Sunday, February 19, 2017

What's In A Name? Ukwanda and the inexorable joy of being Si-andisile

I used to hate my name. Because my mind was colonised by the delusion that to be white was a norm to which I should have been aspiring. This delusion was fed by My Little Pony and Friends and Punkie Brewster and Clueless (yes, I am a 90s kid) as well a slew of insidious mental imperialists ranging from literature (whaddup Famous Five, Pollyanna and Little House on the Prairie) to pop culture (wha-hey Kylie Minogue, Vanessa Carlton and S Club 7) that made white culture, experience and life normative for me even though it was completely foreign. So I hated my name. I wished that it was shorter and/or anglophone, like Michelle, Sasha, Megan or Charmaine - actual names I wished were mine at some juncture. It wasn't just white names, though, any name that could easily lend itself to being anglicized or was short, snappy and easy for white people to pronounce would have sufficed.

But my mom loves Sandisile. Lord bless her "uncolonizable", indomitable spirit, the lady picked a name for me on October 17th, 33 years ago and stuck to her guns. She says it in full with a quiet pride, Sun-di-SEE-leh. Or in short, Sandi, with a high inflection on the last syllable: Sun-DEE, like it's a cool, complicated question she is asking to which she already knows the answer. And the answer is a confident declaration of everything being more thank ok, of all our needs being met and then some. The answer lies in the root of the name which is the Nguni word ukwanda.

Ukwanda: Increase, expansion, growth, accumulation. - Google Translate.
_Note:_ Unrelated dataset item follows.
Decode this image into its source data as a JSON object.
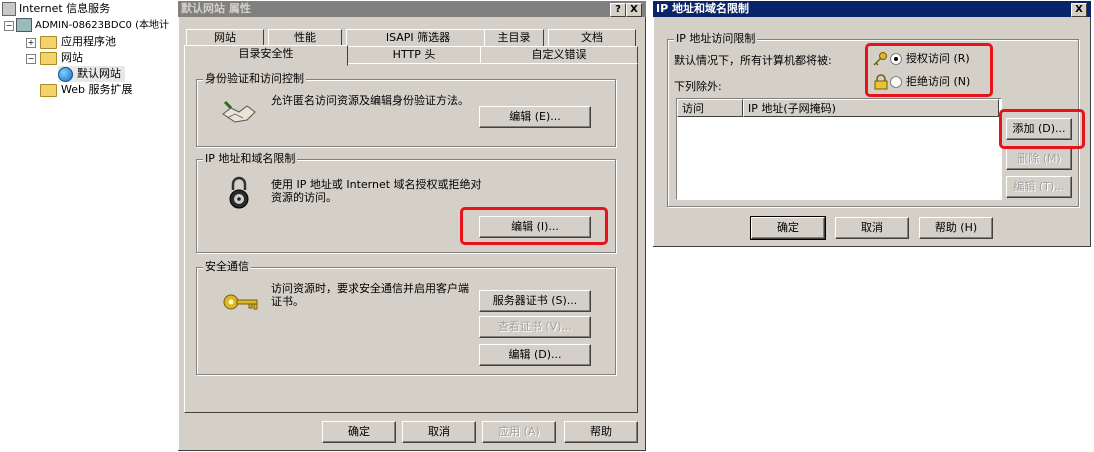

Ukwanda is a Xhosa word and the meaning can be translated as: “to grow” and “develop” within the community; to make a positive difference. - Stellenbosch University

My name means "we have created abundance," and if whoever came up with the Stellenbosch definition is worth his or her salt, then it also means we have made a positive difference. I love it. It's a good name to live up to. It's not without its pitfalls, though, as there is a thin line between abundance, which is beautiful and self-affirming and excess, which is destructive. A part of the journey of a Sandisile is learning how to strike that very fine balance and live a life in which she treads lightly so as not destroy (herself and whatever she comes in contact with - or whomever...) and a life in which she gives and receives with abundant joy and gratitude. This is not a bad life quest and I have been happily conducting this exciting experiment in-vivo with some very interesting results. I'm bringing people together, strangers and long lost friends alike. I'm creating access to opportunity for people who don't have a lot of bridging social capital. I'm manifesting beautiful learning and growth opportunities for myself as I simply live out the inexorable joy of being one whose mission is to make the circle beeger when it comes to good things for good people. Aweh ma-se-kind!

Because everything is ok and there is more than enough of everything you have ever needed.